Neshaminy's Kristin Curley Reaches 1,000-Point Milestone

(Photo provided courtesy of Neshaminy basketball)

 

 

Kristin Curley, according to her coach, knows what it takes to win.

 

“And she’s willing to do what that is,” Neshaminy coach Joe Lally said of his senior captain. “If that means she’s got to score like she’s shown this year, she’ll score.

 

“It’s been fun to watch her adjust her game to whatever we really need. Kristin is very unselfish. She’s not a kid that’s comfortable in the limelight, but she’ll step up and do what it takes to help her team win.”

 

In Neshaminy’s regular season finale against archrival Pennsbury, the Redskins found themselves in a dogfight with their archrival, but Curley was on the bench after picking up her fourth foul late in the third quarter.

 

Trailing by four, the Redskins had the ball under their own basket with 1.7 seconds left. Lally reinserted Curley into the lineup, and on a broken play, the senior point guard received the inbounds pass on the low post from Emily Tantala. With defenders draped all over her, Curley – despite being fouled - somehow made the basket at the buzzer.

 

“I got the ball on the block, and there’s one second left,” Curley said. “They’re all six inches taller than me, but I have to throw something up. It just kind of worked out.”

 

No sooner had the ball fallen through the net than the senior point guard was mobbed by ecstatic teammates. The basket not only loomed large in the game, pulling the Redskins to within two, it also vaulted Curley to the coveted 1,000-point milestone.

 

“Oh my gosh – it was so cool, and I was so happy,” Curley said. “I’m very happy that I got to share that with all my teammates, and that they were the girls that were with me when it happened. It’s so cool. I don’t even have words for it really. I don’t even know how to describe it.”

 

Curley – the ultimate gamer – buried the foul shot to pull her team to within one heading into the fourth quarter, and although the Redskins came up short, they still owned a share of the SOL National Conference title with Pennsbury.

 

Entering her team’s showdown against Pennsbury, Curley needed 11 points to reach the milestone.

 

“I was more focused on winning that game than getting a thousand,” she said. “Team goals came first going into my senior year.

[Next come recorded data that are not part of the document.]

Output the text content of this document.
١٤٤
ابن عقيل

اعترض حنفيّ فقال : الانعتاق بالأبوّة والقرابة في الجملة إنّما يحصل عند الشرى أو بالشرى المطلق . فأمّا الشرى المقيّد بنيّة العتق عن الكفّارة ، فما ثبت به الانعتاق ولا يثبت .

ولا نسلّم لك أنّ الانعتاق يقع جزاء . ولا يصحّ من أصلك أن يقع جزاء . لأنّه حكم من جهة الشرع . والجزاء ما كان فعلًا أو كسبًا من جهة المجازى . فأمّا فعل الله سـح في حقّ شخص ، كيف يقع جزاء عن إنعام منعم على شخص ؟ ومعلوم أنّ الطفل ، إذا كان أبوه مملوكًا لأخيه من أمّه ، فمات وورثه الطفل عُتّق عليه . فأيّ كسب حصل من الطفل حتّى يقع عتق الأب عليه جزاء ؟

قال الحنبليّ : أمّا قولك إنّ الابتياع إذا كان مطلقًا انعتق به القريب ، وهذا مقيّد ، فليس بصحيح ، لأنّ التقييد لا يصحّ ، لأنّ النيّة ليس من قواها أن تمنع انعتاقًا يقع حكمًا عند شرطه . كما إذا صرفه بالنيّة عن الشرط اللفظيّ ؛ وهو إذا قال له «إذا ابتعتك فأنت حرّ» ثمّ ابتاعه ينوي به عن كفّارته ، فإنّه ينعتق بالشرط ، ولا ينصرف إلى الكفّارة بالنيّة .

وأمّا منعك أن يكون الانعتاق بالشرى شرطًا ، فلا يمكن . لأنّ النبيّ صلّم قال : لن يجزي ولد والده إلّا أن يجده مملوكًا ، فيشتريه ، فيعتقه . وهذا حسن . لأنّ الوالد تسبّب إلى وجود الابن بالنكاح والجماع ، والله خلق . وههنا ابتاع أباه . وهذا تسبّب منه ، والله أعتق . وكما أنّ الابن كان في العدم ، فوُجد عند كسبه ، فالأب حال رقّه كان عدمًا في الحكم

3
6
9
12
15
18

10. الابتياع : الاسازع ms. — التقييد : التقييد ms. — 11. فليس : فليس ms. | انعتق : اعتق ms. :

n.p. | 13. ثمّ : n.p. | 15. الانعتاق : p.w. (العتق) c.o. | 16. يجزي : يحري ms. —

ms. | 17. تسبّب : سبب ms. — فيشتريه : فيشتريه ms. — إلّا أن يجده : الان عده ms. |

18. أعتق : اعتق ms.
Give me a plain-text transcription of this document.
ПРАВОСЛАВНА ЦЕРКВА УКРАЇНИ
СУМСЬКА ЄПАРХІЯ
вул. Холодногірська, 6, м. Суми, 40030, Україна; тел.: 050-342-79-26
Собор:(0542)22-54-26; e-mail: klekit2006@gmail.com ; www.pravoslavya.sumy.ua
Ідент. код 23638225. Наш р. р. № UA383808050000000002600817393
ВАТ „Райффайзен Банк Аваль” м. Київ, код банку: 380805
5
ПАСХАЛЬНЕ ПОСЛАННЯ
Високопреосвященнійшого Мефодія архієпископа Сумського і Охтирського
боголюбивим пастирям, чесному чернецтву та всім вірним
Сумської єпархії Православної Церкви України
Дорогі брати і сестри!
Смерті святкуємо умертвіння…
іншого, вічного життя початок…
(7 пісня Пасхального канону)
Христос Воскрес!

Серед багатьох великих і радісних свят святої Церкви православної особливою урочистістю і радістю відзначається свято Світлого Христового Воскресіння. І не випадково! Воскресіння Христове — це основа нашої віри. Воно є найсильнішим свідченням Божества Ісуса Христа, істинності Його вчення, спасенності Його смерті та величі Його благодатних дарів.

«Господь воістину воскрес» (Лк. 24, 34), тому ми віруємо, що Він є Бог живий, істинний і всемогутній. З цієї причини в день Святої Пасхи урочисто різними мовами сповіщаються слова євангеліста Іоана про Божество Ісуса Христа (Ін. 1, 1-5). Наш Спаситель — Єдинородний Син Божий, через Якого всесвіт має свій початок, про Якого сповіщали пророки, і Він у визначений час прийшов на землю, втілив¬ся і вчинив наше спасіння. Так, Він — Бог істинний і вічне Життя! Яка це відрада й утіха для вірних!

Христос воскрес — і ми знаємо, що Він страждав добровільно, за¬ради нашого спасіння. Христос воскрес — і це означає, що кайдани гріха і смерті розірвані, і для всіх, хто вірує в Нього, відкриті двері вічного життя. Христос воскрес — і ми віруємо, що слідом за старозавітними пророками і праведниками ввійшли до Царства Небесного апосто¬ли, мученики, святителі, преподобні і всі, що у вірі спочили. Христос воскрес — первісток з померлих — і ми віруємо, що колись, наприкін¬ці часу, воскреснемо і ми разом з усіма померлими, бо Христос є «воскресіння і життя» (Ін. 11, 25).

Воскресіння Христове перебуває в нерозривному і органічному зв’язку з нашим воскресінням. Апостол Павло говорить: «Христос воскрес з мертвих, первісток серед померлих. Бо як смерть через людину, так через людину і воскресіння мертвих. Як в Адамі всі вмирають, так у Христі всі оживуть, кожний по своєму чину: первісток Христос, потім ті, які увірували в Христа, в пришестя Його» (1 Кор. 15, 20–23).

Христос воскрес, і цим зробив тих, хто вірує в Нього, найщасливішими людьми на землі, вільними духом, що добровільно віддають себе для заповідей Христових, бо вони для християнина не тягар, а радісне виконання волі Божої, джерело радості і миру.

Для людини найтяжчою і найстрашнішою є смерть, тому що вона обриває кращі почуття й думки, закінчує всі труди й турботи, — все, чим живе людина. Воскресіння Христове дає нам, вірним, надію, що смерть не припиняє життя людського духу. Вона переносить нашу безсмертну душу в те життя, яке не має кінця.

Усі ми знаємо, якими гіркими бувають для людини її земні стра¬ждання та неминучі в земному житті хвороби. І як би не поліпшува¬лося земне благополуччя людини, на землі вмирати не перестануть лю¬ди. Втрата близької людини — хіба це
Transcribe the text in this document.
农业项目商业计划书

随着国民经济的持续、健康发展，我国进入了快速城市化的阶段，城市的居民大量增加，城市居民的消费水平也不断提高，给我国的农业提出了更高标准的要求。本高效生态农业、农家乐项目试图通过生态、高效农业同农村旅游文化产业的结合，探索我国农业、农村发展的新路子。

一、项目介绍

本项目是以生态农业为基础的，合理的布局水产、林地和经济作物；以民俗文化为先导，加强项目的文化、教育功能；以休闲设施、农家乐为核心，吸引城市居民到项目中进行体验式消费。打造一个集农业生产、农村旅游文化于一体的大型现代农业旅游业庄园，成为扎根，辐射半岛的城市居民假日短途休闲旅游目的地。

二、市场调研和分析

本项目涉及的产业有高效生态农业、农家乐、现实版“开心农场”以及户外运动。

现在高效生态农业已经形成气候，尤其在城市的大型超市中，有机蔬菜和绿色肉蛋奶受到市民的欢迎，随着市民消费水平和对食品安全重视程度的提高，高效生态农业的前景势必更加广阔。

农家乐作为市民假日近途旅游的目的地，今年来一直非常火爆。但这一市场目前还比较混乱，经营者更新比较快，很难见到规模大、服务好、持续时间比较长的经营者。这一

That really wasn’t on my radar until the beginning of the year.

 

“Obviously, we knew we would need a scorer because graduating two 1,000-point scorers (Brooke Mullin and Allison Harvey) is not an easy thing to come back (from). Someone has to score points this year.”

 

It was appropriate that Curley – the Redskins’ floor general – scored the historic basket by salvaging a broken play.

 

“The play we called is a play we’ve been running for four years,” she said. “It’s an elevator screen for a shooter.

 

“(Pennsbury coach) Frank Sciolla, being aware and just having any basketball knowledge knew that was coming so he was screaming, ‘Elevator screen, elevator screen,’ and I was like, ‘Shoot, they know what we’re doing,’ so I knew they were overplaying it, so I didn’t do what was drawn up. It ended up getting three points anyway, which was fine. It was kind of reacting to the defense at that point because I knew they knew what we were doing.”

 

Curley adjusting to the Falcons’ adjustments did not surprise her coach.

 

“If there ever is a quarterback, the person that leads you while you’re playing the game, that’s her,” Lally said. “Just her intelligence – she knows what it takes or what the team needs to get over the hump to succeed, to win and to compete.

 

“We talk about valuable players, and I’m not sure if she’s not in the lineup we have the success we’ve had. In fact, I’m positive if she’s not in the lineup we don’t have the success we’ve had. She’s a winner, she competes, and she’s smart.”

 

The Redskins have won a lot during Curley’s four years in the varsity lineup. This year’s co-championship represented the third consecutive year Neshaminy has won at least a share of the title.

 

For Curley, this season marks the end of the line. Basketball will not be part of her future.

 

“People keep bringing that up – how does it feel knowing that you only have a certain amount of games left,” she said. “I’m really starting to think about it. It’s going to be very different next year not having sports in my life.

 

“It was a super hard decision to make. I’m not looking forward to basketball ending.”

 

Curley has narrowed her final college choices down to St. Joseph’s, Pitt and Temple. She admits she was tempted to consider schools interested in obtaining her talents.

 

“I went on some visits,” she said. “I made my decision I would really like to focus on school – go to a bigger school potentially and focus on academics. It was a very hard decision to make, but I think I need to move on from basketball.”

 

The Redskins will travel to second-seeded Central Bucks West for a second round game on Wednesday. A win in one of the next two games will give Neshaminy a state berth.

 

“We’re trying to make the season last as long as possible,” Curley said.